Lítio é energia limpa? Corrida pelo ‘ouro branco’ gera impactos no Brasil e no Sul Global
Novo episódio do BdF explica analisa a disputa global por reservas do metal e os efeitos da mineração nos territórios.
A corrida global pelo lítio, apelidado de “ouro branco”, se intensificou nos últimos anos com o avanço da transição energética. O metal leve e altamente energético está presente em baterias de celulares, carros elétricos e sistemas de geração renovável, como a solar e a eólica. Mas, no embalo da promessa de energia limpa, surgem perguntas importantes: quem lucra com a exploração acelerada? E quem paga o preço?
Essas são algumas das questões levantadas pelo novo episódio do BdF Explica, que trata dos impactos geopolíticos, econômicos e socioambientais da exploração de lítio no Brasil e na América Latina.
No cenário internacional, os principais produtores são Austrália, Chile, China, Zimbábue e Argentina. Mas o Brasil já figura entre os seis maiores, com destaque para o Vale do Jequitinhonha (MG), onde a mineração cresceu rapidamente nos últimos anos.
Entre 2023 e 2024, a produção nacional de lítio dobrou. Com a liberação do comércio externo do minério no governo Bolsonaro, o setor atraiu empresas transnacionais e disparou. O caso mais emblemático é o da canadense Sigma Lithium, que opera o complexo Grota do Cirilo, um dos maiores do mundo.
Enquanto o governo mineiro promove a região como “Vale do Lítio”, a paisagem e a vida nas comunidades se transformam. Moradores relatam problemas respiratórios, rachaduras em casas e escassez de água, além do aumento de rejeitos, ruídos e carretas pesadas.
Violações, falta de consulta e impactos no Sul Global
O Ministério Público Federal (MPF) recomendou, em outubro de 2025, a suspensão de licenças concedidas sem consulta prévia, livre e informada a povos indígenas, quilombolas e comunidades tradicionais. O direito à consulta está previsto na Convenção 169 da Organização Internacional do Trabalho (OIT), reconhecida pelo Supremo Tribunal Federal.
Vista aérea das piscinas de evaporação do complexo estatal de extração de lítio, na zona sul do Salar de Uyuni, na Bolívia | PABLO COZZAGLIO / AFP
O MPF aponta ainda um ciclo de validação irregular: as empresas declaram que não há populações atingidas, o Estado licencia com base nessa presunção, e o próprio licenciamento vira justificativa para ignorar os impactos. Técnicos da Procuradoria identificaram sobrecarga de serviços públicos e restrição hídrica severa na região.

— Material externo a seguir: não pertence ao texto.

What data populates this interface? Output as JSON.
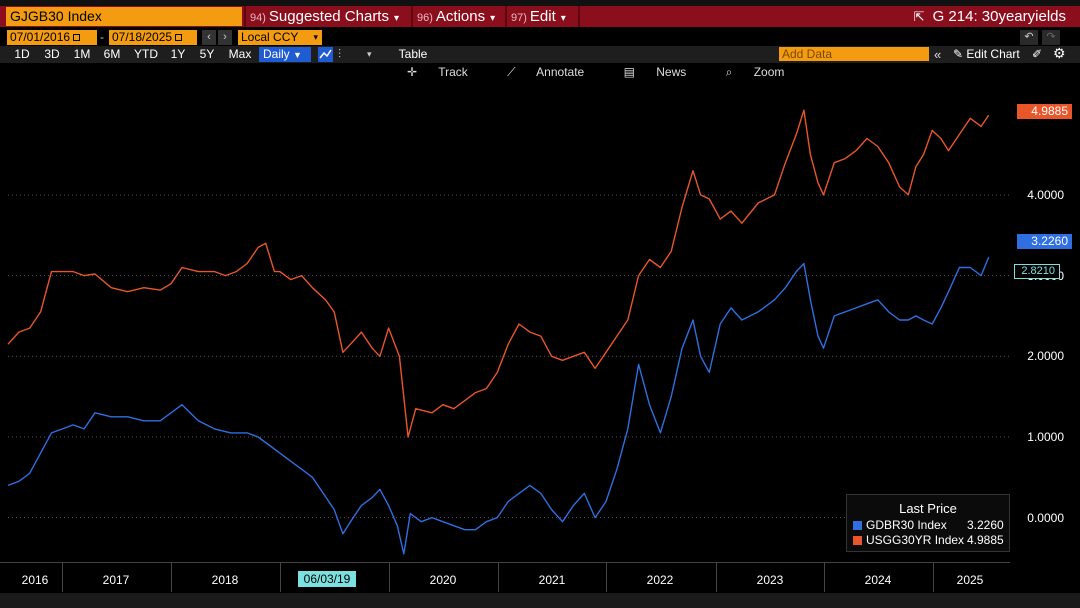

Na Terra Indígena Cinta Vermelha Jundiba, há denúncias de assédio e invisibilização da presença indígena. Comunidades como Ponto do Piauí e Poço Dantas enfrentam assoreamento de córregos e convívio constante com explosões.
A corrida por lítio tem o Sul Global como epicentro da extração, mas é o Norte que concentra os maiores ganhos em investimento e tecnologia. No chamado “Triângulo do Lítio” – Chile, Argentina e Bolívia –, o modelo de exploração varia: enquanto os dois primeiros adotam forte presença privada, a Bolívia tentou uma via estatal. O episódio do golpe contra Evo Morales, em 2019, expôs as pressões internacionais sobre a soberania na gestão do recurso.
Para o Movimento pela Soberania Popular na Mineração (MAM), uma transição energética justa precisa garantir direitos territoriais e agregar valor no país de origem do minério. Isso significa sair da lógica de exportar lítio bruto e investir em cadeias produtivas locais.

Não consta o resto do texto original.